An der Abzweigung treffe ich einen Landrover mit einem deutschen Paar. Sie haben das "Off Road Handbuch" aufgeschlagen und sind sich über den günstigsten Weg zu den Kverkfjöll im Unklaren. Bevor ich sie erreiche kommt mir noch die gute Idee die Sturmhaube unters Kinn zu ziehen, sonst meinen die braven Leute noch ein Missetäter wolle sie ausrauben! Ich kann ihnen Rat geben, da ich die bessere Karte(n) habe. Als Gegenleistung, und da wir gerade ganz "zufällig" von Wasser reden, reichen sie mir eine Plastikfasche "Egils Sódavatn" aus dem Auto heraus. Es ist zwar etwas lau aber es schmeckt vorzüglich und löscht den Durst!

Zur Brücke über die Jökulsá á Fjöllum sind es der Karte nach nur etwa 3 Kilometer. Erfrischt geht es nun nach NW weiter.

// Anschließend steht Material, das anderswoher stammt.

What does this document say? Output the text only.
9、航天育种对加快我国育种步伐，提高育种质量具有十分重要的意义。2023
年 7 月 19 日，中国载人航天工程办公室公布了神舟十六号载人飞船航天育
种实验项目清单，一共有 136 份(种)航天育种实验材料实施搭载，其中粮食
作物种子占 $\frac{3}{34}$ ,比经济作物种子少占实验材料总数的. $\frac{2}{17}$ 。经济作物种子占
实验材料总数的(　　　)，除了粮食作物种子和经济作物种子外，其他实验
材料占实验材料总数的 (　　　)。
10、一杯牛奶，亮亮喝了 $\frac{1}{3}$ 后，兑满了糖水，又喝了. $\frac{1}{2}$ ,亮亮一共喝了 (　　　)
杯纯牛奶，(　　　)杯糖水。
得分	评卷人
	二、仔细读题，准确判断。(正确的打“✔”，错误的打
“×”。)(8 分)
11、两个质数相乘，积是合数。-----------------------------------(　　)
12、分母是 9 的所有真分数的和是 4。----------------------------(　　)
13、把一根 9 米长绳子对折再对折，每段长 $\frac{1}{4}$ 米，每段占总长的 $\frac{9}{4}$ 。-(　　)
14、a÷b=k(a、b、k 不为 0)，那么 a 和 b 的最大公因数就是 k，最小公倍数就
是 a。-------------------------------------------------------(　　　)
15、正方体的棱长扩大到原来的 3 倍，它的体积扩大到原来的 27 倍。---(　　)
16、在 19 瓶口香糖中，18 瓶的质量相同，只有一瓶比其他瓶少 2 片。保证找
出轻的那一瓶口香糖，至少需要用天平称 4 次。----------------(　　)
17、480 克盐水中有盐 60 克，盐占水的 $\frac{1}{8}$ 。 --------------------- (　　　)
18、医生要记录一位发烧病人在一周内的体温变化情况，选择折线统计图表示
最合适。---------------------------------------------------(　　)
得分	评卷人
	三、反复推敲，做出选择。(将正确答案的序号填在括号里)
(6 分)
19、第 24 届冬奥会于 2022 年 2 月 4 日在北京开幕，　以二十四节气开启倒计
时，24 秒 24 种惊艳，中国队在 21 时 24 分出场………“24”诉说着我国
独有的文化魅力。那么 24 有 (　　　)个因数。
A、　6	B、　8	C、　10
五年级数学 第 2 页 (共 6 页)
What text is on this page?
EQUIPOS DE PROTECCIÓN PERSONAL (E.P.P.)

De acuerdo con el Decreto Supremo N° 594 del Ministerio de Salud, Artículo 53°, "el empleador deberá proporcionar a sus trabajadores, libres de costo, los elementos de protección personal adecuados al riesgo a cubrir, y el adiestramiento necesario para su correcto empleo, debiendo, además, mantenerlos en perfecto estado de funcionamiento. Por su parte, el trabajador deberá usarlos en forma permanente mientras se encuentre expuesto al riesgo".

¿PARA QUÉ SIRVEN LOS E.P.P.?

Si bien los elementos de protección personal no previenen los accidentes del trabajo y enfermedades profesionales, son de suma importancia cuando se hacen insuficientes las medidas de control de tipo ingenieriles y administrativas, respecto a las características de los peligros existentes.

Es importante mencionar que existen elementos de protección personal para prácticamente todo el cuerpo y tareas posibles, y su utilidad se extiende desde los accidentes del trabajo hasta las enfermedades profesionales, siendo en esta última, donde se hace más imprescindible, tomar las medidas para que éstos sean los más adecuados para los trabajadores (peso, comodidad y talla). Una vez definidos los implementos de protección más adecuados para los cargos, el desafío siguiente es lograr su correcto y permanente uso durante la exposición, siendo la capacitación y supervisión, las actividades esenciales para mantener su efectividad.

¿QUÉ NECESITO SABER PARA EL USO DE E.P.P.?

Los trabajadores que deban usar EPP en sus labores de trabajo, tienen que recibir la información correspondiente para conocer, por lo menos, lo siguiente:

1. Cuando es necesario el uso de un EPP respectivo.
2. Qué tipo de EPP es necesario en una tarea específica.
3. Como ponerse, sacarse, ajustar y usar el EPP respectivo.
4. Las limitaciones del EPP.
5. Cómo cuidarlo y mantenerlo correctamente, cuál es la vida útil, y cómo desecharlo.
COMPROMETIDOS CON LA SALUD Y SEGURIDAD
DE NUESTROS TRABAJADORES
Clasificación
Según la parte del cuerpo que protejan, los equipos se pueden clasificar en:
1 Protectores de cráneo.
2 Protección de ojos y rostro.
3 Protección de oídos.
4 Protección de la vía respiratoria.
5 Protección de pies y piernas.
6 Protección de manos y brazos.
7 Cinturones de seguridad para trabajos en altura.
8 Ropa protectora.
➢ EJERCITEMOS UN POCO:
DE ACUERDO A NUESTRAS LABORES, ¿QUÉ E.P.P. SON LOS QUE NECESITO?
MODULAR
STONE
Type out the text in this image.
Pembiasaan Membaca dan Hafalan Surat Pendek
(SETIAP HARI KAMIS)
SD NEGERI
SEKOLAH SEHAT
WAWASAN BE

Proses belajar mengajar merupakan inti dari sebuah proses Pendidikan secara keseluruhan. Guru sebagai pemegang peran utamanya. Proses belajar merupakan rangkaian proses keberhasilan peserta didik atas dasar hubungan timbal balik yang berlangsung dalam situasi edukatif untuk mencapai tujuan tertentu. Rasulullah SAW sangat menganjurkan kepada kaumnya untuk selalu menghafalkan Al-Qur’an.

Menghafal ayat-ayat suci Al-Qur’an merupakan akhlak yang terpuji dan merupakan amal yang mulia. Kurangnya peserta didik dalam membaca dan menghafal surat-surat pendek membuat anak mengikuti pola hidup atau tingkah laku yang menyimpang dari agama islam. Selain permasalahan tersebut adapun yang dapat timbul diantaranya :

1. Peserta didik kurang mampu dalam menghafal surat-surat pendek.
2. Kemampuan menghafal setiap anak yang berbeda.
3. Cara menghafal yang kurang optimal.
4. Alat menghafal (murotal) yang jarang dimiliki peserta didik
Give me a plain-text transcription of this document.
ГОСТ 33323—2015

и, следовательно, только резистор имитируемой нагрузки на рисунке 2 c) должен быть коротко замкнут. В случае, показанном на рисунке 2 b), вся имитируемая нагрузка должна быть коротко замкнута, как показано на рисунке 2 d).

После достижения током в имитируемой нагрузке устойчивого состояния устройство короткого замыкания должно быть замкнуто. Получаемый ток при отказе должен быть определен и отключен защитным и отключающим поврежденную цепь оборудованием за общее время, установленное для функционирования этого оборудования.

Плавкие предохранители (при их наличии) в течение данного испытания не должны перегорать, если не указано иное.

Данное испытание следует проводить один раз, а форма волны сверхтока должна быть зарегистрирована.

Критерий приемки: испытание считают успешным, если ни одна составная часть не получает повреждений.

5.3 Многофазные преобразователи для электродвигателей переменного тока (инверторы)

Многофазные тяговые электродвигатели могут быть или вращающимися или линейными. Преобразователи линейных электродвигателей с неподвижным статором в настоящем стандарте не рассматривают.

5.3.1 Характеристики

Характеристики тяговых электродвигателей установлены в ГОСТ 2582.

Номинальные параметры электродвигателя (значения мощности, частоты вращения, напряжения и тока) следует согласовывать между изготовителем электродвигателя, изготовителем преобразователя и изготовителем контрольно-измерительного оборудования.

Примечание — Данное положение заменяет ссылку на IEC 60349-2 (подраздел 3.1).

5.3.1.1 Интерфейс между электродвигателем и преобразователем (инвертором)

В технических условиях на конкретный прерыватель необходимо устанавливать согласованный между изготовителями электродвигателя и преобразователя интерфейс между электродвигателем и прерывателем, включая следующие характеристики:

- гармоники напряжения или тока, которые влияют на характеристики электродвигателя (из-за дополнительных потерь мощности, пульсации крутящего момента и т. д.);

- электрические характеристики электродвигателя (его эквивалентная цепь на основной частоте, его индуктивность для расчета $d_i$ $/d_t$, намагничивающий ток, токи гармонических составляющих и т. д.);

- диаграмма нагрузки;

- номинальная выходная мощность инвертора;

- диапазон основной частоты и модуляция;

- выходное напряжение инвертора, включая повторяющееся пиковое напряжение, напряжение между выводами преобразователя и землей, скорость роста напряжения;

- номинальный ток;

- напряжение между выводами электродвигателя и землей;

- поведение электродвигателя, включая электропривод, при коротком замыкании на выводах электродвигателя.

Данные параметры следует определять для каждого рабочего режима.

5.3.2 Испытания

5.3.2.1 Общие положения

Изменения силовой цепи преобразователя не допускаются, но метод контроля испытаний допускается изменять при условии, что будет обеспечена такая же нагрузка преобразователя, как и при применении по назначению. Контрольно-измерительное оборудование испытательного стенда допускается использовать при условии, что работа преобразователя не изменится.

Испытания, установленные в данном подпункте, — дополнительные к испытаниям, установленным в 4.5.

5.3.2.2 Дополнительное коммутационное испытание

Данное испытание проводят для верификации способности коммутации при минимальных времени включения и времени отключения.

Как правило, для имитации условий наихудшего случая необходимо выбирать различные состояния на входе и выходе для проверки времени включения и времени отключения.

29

Die Moral ist gut, aber es ist "der 3. Tag" und es war ein langer und schwerer Tag. Durch den Richtungswechsel kommt der Wind nun manchmal sogar von hinten und schiebt mit an. Es ist sogar weniger Sand in der Luft, aber trotzdem zieht es sich. Erreiche schließlich um 18 Uhr mein Tagesziel, die Brücke über die Jökulsá. Wie alle Brücken ist sie an einer Engstelle des Flusses und der führt jetzt gegen Abend ein beeindruckendes Schmelzhochwasser. Das graubraune Wasser scheint zu kochen und zu schäumen. Durch das Toben ist deutlich das Rumpeln des Geschiebes zu hören. Die Felsen im Uferbereich werden immer wieder von aufwallenden Wassermassen überspült. Wie schon an der Kreppa wäre es hier sehr schwierig an Wasser zu kommen. Am Gatter auf der Brücke ist ein Schild mit dem Hinweis, daß hier Camping nicht erlaubt und der nächste Zeltplatz Dreki nur 18 Kilometer entfernt sei.

Jökulsá á Fjöllum
Ich nehme es zur Kenntnis, bezweifle etwas die Entfernungsangabe und bemühe mich ebenso redlich wie vergeblich einen möglichst versteckten Platz für mein Zelt zu finden. Im Windschatten eines großen Felsblocks, im oberen Teil des Hochwasserbettes der Jökulsá, baue ich mein Zelt auf. Allen Anzeichen nach ist dieser Teil des Hochwasserbettes in diesem Jahr oder auch schon länger nicht mehr überflutet worden. Zum Abendessen gibt es nur zwei Scheiben Brot mit dem restlichen Hangikjöt und eine Tasse Wasser. Alles, aber auch gar alles im Zelt, meine Kleidung sowieso, ist voll schwarzem Sand und Staub. Jedes Mal wenn ich nur für einen kurzen Moment den Zelteingang öffnen muß wird eine neue Ladung hereingewirbelt. Ich sehe wahrscheinlich aus wie ein Kaminkehrer. Mit ziemlichem Widerwillen krieche ich in meinen sauberen Schlafsack. Die letzten Gedanken vor dem Einschlafen befassen sich ausgerechnet mit der Wahrscheinlichkeit von Gletscherläufen - wo es doch so viel beruhigendere Gedanken gäbe. Der Wind hat nachgelassen und es wird kühl.